Picture this: Project helps fathers capture moments as they reconnect with their kids
Derek DuVall waits by the front door of the Prince Hall Family Support Center holding something in his hands. After introducing himself, he holds that something out, proudly.
It’s a brochure, and on the cover, between two pieces by German painter Max Beckmann, DuVall stands with one arm around his daughter, Geneva DuVall. The 11-year-old holds a mummy she created herself, one that’s now in her room.
The photo of DuVall and his daughter is one of many taken by men involved with the Fathers’ Support Center, a nonprofit that works with helping men reconnect with their children. As part of the program, several men worked with the Public Policy Research Center’s Photography Project. Over the course of six weeks, they learned about digital photography, took photos of each other at the beginning of the program and the end, of their children, their lives and their bonding trip to the St. Louis Art Museum.

Above: "I Like This"
Below: "Work of Art," featuring Derek and Geneva DuVall.

Instructor Lois Ingram has worked with teenage mothers, preservationists in Old North and Gateway Greening.
“There is not one program that I’ve done that are similar to each other,” says Ingram, who was recently named Outstanding Arts Educator in the 2012 Visionary Awards from Grand Center. “The only similarities are the cameras that they use.”
Halbert Sullivan, chief executive officer of the Fathers’ Support Center, was open to working with the PPRC because he hoped learning the skill would help increase the men’s self-esteem.
During the program, the men kept journals. Often, they started with simple “I am” statements that now hang on the walls of the lobby of Prince Hall, next to the framed and matted photos from the project. Through the journals and the photos, Ingram says, you can see the men change.
Initially, 14 men started with the photography program and eight completed it. Mel Watkin, director of the photography program, says the program at the Fathers’ Support Center is demanding and expects a lot from participants.
“It’s like a bootcamp,” she says.
Sullivan also hoped the men would close a gap between them and their children.
“These guys don’t carry pictures in their wallets,” he says. “My goal is to get them to connect to their children.”

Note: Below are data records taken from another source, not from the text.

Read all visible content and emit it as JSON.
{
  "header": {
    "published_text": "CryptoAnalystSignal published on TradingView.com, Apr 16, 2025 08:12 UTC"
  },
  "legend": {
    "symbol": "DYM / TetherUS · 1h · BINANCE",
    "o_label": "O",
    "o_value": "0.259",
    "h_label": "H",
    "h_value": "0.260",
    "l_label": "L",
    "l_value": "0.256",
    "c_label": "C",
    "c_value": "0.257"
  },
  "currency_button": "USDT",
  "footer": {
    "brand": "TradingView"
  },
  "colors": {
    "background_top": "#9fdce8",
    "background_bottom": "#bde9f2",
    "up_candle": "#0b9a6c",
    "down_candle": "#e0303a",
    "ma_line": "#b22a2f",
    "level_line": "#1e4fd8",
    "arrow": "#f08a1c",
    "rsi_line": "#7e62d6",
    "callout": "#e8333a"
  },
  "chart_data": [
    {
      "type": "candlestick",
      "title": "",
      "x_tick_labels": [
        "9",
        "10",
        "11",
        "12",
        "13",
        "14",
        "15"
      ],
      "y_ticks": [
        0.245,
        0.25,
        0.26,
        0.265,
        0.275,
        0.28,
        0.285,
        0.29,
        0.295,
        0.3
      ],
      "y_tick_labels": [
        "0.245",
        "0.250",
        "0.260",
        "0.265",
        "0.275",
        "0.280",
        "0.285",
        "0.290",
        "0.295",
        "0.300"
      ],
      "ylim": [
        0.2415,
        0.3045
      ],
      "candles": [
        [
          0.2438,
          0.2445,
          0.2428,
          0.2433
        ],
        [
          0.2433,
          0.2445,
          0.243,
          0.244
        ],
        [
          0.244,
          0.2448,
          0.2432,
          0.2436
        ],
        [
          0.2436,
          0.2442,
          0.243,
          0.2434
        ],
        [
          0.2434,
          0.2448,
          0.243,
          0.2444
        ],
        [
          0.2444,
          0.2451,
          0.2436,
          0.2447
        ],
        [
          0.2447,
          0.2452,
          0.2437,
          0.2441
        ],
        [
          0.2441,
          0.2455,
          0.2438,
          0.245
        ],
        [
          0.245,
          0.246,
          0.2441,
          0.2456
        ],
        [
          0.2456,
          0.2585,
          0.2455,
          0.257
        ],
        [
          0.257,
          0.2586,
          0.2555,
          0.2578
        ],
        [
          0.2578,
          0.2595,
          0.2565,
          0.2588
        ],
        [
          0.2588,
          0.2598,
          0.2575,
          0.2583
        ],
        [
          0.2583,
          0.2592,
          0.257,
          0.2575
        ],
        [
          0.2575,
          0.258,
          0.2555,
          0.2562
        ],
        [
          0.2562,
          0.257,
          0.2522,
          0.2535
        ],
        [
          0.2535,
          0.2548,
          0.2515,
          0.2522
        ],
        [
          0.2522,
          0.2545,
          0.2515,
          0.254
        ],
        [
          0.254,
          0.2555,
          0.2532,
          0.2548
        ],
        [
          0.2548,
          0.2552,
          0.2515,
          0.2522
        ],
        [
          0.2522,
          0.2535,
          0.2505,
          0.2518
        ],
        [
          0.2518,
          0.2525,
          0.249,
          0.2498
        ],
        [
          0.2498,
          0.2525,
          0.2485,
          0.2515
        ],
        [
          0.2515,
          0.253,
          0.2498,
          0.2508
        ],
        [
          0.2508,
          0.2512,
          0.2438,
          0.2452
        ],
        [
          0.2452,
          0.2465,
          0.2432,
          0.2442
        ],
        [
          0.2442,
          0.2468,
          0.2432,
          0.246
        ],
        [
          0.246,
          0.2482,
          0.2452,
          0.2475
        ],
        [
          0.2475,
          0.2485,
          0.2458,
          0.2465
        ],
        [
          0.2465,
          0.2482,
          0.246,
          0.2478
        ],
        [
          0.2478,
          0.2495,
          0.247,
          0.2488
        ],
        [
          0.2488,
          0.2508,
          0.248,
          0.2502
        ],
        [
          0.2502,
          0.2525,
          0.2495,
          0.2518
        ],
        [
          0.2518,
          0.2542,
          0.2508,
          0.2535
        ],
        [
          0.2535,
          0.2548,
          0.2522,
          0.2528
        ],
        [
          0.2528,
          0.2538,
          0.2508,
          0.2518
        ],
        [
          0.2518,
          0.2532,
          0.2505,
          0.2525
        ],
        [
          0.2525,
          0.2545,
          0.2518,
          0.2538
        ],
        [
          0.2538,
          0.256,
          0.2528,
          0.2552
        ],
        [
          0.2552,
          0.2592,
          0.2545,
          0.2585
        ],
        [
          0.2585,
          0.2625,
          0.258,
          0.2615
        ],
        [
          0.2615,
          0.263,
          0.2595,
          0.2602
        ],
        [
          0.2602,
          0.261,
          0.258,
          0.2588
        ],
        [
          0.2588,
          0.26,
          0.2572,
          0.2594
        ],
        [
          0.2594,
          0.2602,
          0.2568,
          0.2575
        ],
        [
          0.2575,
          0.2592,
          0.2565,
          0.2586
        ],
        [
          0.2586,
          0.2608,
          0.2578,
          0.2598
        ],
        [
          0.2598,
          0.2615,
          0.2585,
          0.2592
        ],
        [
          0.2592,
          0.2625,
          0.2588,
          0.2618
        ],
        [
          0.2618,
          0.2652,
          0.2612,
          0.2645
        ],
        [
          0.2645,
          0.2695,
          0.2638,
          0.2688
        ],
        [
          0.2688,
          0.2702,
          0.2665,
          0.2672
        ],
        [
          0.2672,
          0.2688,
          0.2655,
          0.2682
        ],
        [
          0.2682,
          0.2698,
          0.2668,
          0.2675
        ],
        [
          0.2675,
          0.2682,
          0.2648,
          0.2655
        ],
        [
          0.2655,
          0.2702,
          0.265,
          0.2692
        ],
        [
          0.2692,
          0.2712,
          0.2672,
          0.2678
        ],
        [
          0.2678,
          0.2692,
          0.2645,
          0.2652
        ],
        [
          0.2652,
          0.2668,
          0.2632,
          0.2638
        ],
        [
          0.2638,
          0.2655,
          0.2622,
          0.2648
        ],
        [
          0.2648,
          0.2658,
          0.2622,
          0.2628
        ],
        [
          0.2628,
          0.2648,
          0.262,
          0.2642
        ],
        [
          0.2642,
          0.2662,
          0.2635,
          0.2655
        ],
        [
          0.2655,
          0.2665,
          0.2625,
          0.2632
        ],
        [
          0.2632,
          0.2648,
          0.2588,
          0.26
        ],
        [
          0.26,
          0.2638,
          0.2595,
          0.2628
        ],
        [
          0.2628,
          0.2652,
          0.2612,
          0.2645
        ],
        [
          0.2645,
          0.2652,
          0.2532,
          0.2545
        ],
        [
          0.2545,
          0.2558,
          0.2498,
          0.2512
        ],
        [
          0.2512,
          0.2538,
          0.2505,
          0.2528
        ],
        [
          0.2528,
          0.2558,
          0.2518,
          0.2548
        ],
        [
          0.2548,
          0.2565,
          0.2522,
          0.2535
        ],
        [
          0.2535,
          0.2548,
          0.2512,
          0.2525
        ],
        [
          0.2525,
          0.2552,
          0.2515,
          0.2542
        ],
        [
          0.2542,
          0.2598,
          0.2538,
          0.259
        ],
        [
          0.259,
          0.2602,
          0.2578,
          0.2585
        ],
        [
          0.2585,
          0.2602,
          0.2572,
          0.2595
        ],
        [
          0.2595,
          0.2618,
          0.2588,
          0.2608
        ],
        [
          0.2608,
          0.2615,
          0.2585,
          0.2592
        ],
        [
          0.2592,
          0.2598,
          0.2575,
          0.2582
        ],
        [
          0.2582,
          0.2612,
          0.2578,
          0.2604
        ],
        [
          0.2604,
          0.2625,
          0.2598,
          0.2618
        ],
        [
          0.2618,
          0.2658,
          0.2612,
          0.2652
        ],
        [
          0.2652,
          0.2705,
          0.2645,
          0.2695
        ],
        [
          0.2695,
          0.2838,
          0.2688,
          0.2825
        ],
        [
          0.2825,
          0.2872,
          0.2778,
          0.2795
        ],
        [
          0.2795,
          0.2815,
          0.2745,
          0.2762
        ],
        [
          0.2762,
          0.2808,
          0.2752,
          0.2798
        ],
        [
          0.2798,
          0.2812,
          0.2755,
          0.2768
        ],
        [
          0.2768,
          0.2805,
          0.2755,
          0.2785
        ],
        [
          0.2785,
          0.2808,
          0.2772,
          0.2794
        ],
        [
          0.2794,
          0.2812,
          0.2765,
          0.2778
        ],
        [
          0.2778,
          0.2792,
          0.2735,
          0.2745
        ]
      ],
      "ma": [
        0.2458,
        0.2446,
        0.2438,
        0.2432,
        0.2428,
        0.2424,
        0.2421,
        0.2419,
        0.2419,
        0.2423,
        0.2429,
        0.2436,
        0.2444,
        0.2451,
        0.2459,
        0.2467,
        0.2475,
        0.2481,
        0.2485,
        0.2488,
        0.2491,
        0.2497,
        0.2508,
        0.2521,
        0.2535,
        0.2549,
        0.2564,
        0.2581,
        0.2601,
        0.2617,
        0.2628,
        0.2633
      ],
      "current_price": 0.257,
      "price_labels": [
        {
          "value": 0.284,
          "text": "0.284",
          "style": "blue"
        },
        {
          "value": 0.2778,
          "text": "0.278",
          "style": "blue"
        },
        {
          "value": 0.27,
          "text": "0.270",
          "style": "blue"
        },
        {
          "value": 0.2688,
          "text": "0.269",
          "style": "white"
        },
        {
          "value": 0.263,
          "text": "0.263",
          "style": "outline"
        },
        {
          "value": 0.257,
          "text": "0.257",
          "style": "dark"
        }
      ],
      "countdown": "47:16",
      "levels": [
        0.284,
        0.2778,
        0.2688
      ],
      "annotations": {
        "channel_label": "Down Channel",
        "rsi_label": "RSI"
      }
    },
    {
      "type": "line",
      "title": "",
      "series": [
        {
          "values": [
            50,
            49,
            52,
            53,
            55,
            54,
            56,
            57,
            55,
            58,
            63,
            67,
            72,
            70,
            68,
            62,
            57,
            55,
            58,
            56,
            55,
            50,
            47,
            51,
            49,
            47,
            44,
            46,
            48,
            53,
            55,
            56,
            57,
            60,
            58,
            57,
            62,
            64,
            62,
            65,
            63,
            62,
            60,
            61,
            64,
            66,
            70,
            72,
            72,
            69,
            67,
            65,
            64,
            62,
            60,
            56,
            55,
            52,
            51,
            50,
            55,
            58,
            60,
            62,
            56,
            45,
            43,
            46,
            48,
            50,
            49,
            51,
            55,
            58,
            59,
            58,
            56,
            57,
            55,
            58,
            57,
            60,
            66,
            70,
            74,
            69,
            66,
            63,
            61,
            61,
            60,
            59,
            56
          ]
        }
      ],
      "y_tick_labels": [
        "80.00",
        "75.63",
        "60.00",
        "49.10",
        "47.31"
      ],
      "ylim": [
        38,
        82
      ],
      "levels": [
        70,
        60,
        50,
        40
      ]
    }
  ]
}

For DuVall, that’s happened.
He joined initially because he was interested in classes on computers, health care and parenting. He’s now making regular payments on child support, working, in school and very proudly a graduate. He carries the certificate with him everywhere he goes.
“I got a lot of positive things going for me now,” DuVall says.
He didn’t participate in the photo project, but he and is daughter are featured, and DuVall also helped hang the pieces at Prince Hall. Watching the men take the photos and then see them after made everyone stand up straighter, he says.
“It changes people.”
And thanks to the project, a moment from his day at the museum with his daughter was captured.
“That’s all she talks about now in school, ‘my daddy took me to the museum, I saw the mummies,’” he says. “It’s a very beautiful program for getting fathers back with their kids.”
Photos from the Fathers’ Support Center are on display now through May 6 at Prince Hall Family Support Center and the PPRC Photography Project Gallery at the University of Missouri, St. Louis.